Aus meiner Sicht müssten auch die bisherigen Maßnahmen der Regierung, wie die Abschaffung der kalten Progression sowie diverse Direktförderungen, wie die Energiekostenzuschüsse, in den Verhandlungen gewürdigt werden. Denn die positiven Auswirkungen daraus sind bereits auf den Gehaltskonten der Mitarbeitenden angekommen. Auch die Schaffung der Möglichkeit zur Gewährung eines steuerfreien jährlichen Bonus in Höhe von 3000 Euro, der zugegebenermaßen noch mehr genutzt werden könnte, sollte in den Verhandlungen entsprechend anerkannt werden. Es ist wohl auch außer Streit gestellt, dass nur die Vergangenheit gemessen und bewertet werden kann, während sich die künftigen Rahmenbedingungen bestenfalls erahnen lassen und damit schwer einzuschätzen sind. Dennoch müssen die aufziehenden Gewitterwolken ernst genommen werden.
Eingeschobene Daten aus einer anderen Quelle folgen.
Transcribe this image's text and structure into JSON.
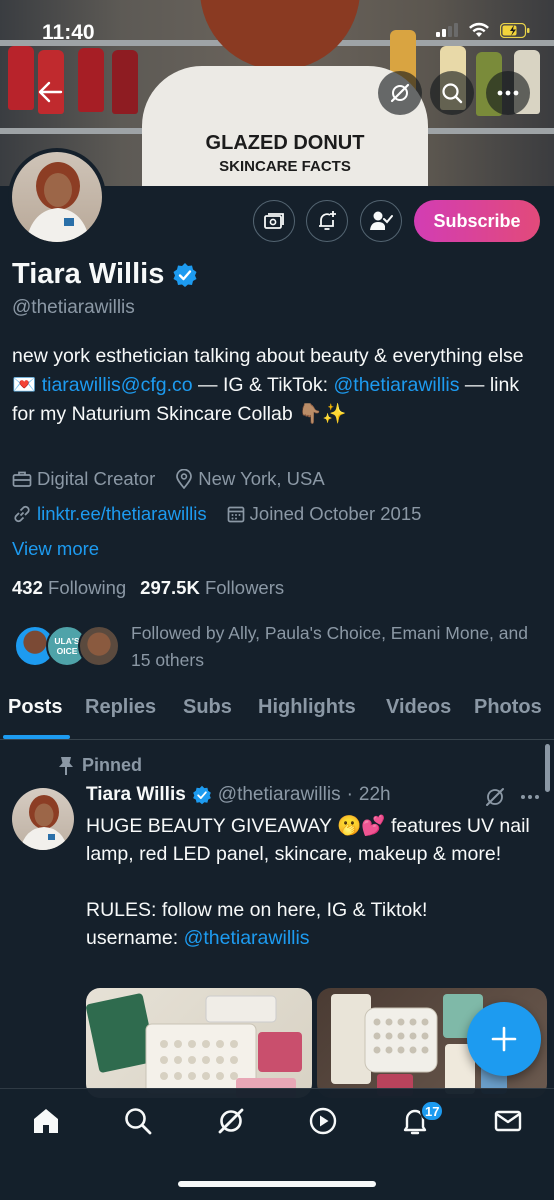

Damit steht die auch international beachtete Sozialpartnerschaft, wie sie Österreich kennt und vielfach auch schätzt, heuer also vor einer besonderen Belastungs-, ich meine sogar einer Bewährungsprobe. Hoffentlich wird wieder ein Kompromiss gefunden, welcher die Entwicklung des Wirtschaftsstandorts einerseits und die Partizipation der Mitarbeitenden andererseits sicherstellt. Denn die Menschen brauchen die Wirtschaft, wie auch die Wirtschaft die Menschen braucht!